Con le sanzioni ai commercianti che non accettano pagamenti con sistemi virtuali come strumento di lotta all’evasione si da un messaggio chiaro : i commercianti sono evasori.
La Confesercenti non ci sta!!

Da un lato, dichiarano il Presidente Rossi ed il Presidente dei commercianti su area pubblica Enzo Tuis, dopo nemmeno un anno si vuole modificare il regime dei forfettari (LAT TAX) creando non solo confusione ma anche stravolgendo i progetti economici di tanti lavoratori autonomi e di micro imprese.
Al contempo parte la campagna pagamenti on-line. Campagna a tutto vantaggio delle banche e penalizzanti (visti i costi a carico delle imprese, costi commissioni POS altissimi) per i negozianti, gli ambulanti, gli esercenti ed i lavoratori autonomi.

Sicuramente il problema dei pagamenti con moneta elettronica è di ‘innovazione’ e non di evasione fiscale (per le piccole imprese). Se non si paga con moneta elettronica non è perché il negoziante non accetta altri pagamenti ma è il consumatore che preferisce pagare con contanti liberamente.

Due anni fa, prosegue Tuis, abbiamo incentivato l’uso dei POS presso i mercati e sono stati molti gli ambulanti che hanno aderito. A distanza di mesi le transazioni erano talmente poche da rendere inutile il POS. Del resto, sia chiaro continua Tuis, che non fa scontrini continuerà a non farli.

Ancora più drastico il Presidente Rossi.

Se si pensa di combattere l’evasione colpendo i piccoli commercianti ed obbligandoli a pagare costose transazioni bancarie non si è capito nulla del sistema economico Italiano. Sono stati proprio i piccoli imprenditori che hanno saputo rispondere alla crisi, tagliando spesso i propri utili ma conservando e spesso potenziando la loro forza lavoro.
Basta con la caccia alle streghe, basta con la caccia al negoziante evasore. I commercianti tra fattura elettronica e trasmissione on line dei corrispettivi sono collegati all’agenzia delle entrate 24 ore su 24. Ci chiediamo che cosa si vuole di più.
La si deve smettere con le sanzioni. Non è sanzionando il commerciante che si sviluppano i pagamenti on line. Confesercenti ha sempre spinto per incentivare queste forme di pagamento proprio per motivi di sicurezza (si pensi ai tabaccai, ai benzinai ecc.). Ma se vogliamo che effettivamente aumenti la percentuale dei pagamenti con moneta virtuale dobbiamo lavorare per ridurre i costi ed incentivarne l’utilizzo.

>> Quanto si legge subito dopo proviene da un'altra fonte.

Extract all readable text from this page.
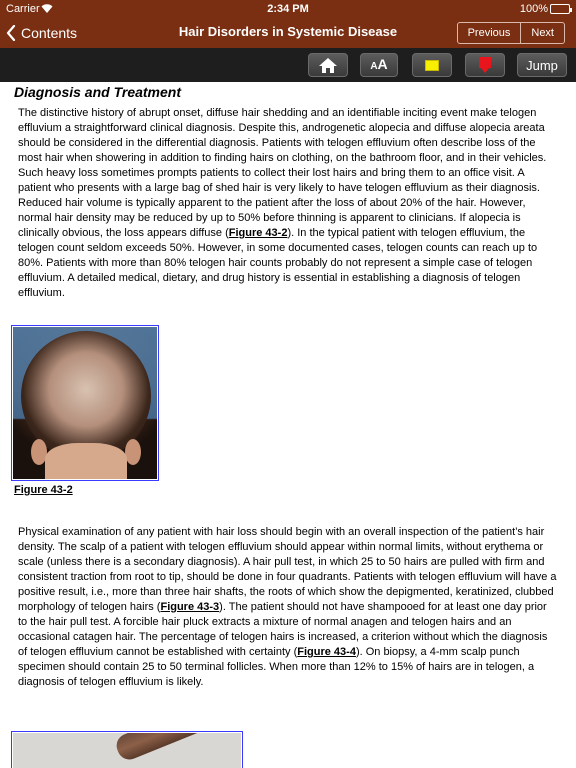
Carrier	2:34 PM	100%
Contents	Hair Disorders in Systemic Disease	Previous	Next
AA	Jump
Diagnosis and Treatment

The distinctive history of abrupt onset, diffuse hair shedding and an identifiable inciting event make telogen effluvium a straightforward clinical diagnosis. Despite this, androgenetic alopecia and diffuse alopecia areata should be considered in the differential diagnosis. Patients with telogen effluvium often describe loss of the most hair when showering in addition to finding hairs on clothing, on the bathroom floor, and in their vehicles. Such heavy loss sometimes prompts patients to collect their lost hairs and bring them to an office visit. A patient who presents with a large bag of shed hair is very likely to have telogen effluvium as their diagnosis. Reduced hair volume is typically apparent to the patient after the loss of about 20% of the hair. However, normal hair density may be reduced by up to 50% before thinning is apparent to clinicians. If alopecia is clinically obvious, the loss appears diffuse (Figure 43-2). In the typical patient with telogen effluvium, the telogen count seldom exceeds 50%. However, in some documented cases, telogen counts can reach up to 80%. Patients with more than 80% telogen hair counts probably do not represent a simple case of telogen effluvium. A detailed medical, dietary, and drug history is essential in establishing a diagnosis of telogen effluvium.

Figure 43-2

Physical examination of any patient with hair loss should begin with an overall inspection of the patient’s hair density. The scalp of a patient with telogen effluvium should appear within normal limits, without erythema or scale (unless there is a secondary diagnosis). A hair pull test, in which 25 to 50 hairs are pulled with firm and consistent traction from root to tip, should be done in four quadrants. Patients with telogen effluvium will have a positive result, i.e., more than three hair shafts, the roots of which show the depigmented, keratinized, clubbed morphology of telogen hairs (Figure 43-3). The patient should not have shampooed for at least one day prior to the hair pull test. A forcible hair pluck extracts a mixture of normal anagen and telogen hairs and an occasional catagen hair. The percentage of telogen hairs is increased, a criterion without which the diagnosis of telogen effluvium cannot be established with certainty (Figure 43-4). On biopsy, a 4-mm scalp punch specimen should contain 25 to 50 terminal follicles. When more than 12% to 15% of hairs are in telogen, a diagnosis of telogen effluvium is likely.
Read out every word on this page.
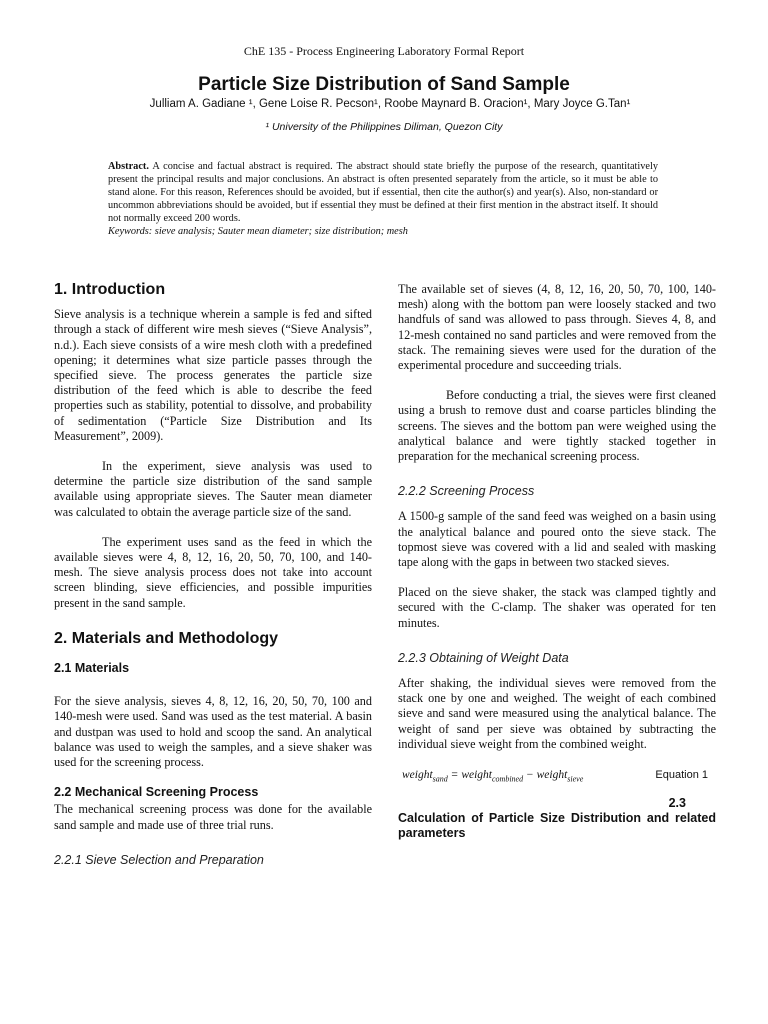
ChE 135 - Process Engineering Laboratory Formal Report
Particle Size Distribution of Sand Sample
Julliam A. Gadiane ¹, Gene Loise R. Pecson¹, Roobe Maynard B. Oracion¹, Mary Joyce G.Tan¹
¹ University of the Philippines Diliman, Quezon City

Abstract. A concise and factual abstract is required. The abstract should state briefly the purpose of the research, quantitatively present the principal results and major conclusions. An abstract is often presented separately from the article, so it must be able to stand alone. For this reason, References should be avoided, but if essential, then cite the author(s) and year(s). Also, non-standard or uncommon abbreviations should be avoided, but if essential they must be defined at their first mention in the abstract itself. It should not normally exceed 200 words.

Keywords: sieve analysis; Sauter mean diameter; size distribution; mesh

1. Introduction

Sieve analysis is a technique wherein a sample is fed and sifted through a stack of different wire mesh sieves (“Sieve Analysis”, n.d.). Each sieve consists of a wire mesh cloth with a predefined opening; it determines what size particle passes through the specified sieve. The process generates the particle size distribution of the feed which is able to describe the feed properties such as stability, potential to dissolve, and probability of sedimentation (“Particle Size Distribution and Its Measurement”, 2009).

In the experiment, sieve analysis was used to determine the particle size distribution of the sand sample available using appropriate sieves. The Sauter mean diameter was calculated to obtain the average particle size of the sand.

The experiment uses sand as the feed in which the available sieves were 4, 8, 12, 16, 20, 50, 70, 100, and 140-mesh. The sieve analysis process does not take into account screen blinding, sieve efficiencies, and possible impurities present in the sand sample.

2. Materials and Methodology
2.1 Materials

For the sieve analysis, sieves 4, 8, 12, 16, 20, 50, 70, 100 and 140-mesh were used. Sand was used as the test material. A basin and dustpan was used to hold and scoop the sand. An analytical balance was used to weigh the samples, and a sieve shaker was used for the screening process.

2.2 Mechanical Screening Process

The mechanical screening process was done for the available sand sample and made use of three trial runs.

2.2.1 Sieve Selection and Preparation

The available set of sieves (4, 8, 12, 16, 20, 50, 70, 100, 140-mesh) along with the bottom pan were loosely stacked and two handfuls of sand was allowed to pass through. Sieves 4, 8, and 12-mesh contained no sand particles and were removed from the stack. The remaining sieves were used for the duration of the experimental procedure and succeeding trials.

Before conducting a trial, the sieves were first cleaned using a brush to remove dust and coarse particles blinding the screens. The sieves and the bottom pan were weighed using the analytical balance and were tightly stacked together in preparation for the mechanical screening process.

2.2.2 Screening Process

A 1500-g sample of the sand feed was weighed on a basin using the analytical balance and poured onto the sieve stack. The topmost sieve was covered with a lid and sealed with masking tape along with the gaps in between two stacked sieves.

Placed on the sieve shaker, the stack was clamped tightly and secured with the C-clamp. The shaker was operated for ten minutes.

2.2.3 Obtaining of Weight Data

After shaking, the individual sieves were removed from the stack one by one and weighed. The weight of each combined sieve and sand were measured using the analytical balance. The weight of sand per sieve was obtained by subtracting the individual sieve weight from the combined weight.

weight$_{sand}$ = weight$_{combined}$ − weight$_{sieve}$	Equation 1
2.3
Calculation of Particle Size Distribution and related parameters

Altro nodo che va contro le nostre categoria e la confusione sul regime forfettario, prosegue Rossi, la confusione fa del male alle imprese.
Nella nostra provincia, secondo le stime del nostro osservatorio, sono più di 3.000 le imprese del commercio ( oltre 8 mila quelle complessive) che hanno optato per il sistema forfettario. Nel corso del 2019 il 40% delle nuove imprese commerciali ha optato per questo regime. Abolirlo o modificarlo significa una ulteriore mazzata per i nostri piccoli imprenditori.
Potremmo anche riderci sopra, chiude Tuis, sulla lotteria per lo scontrino che ci farà impazzire. Pensiamo agli scontrini da 1 euro in cui si dovrà chiedere il codice fiscale del cliente.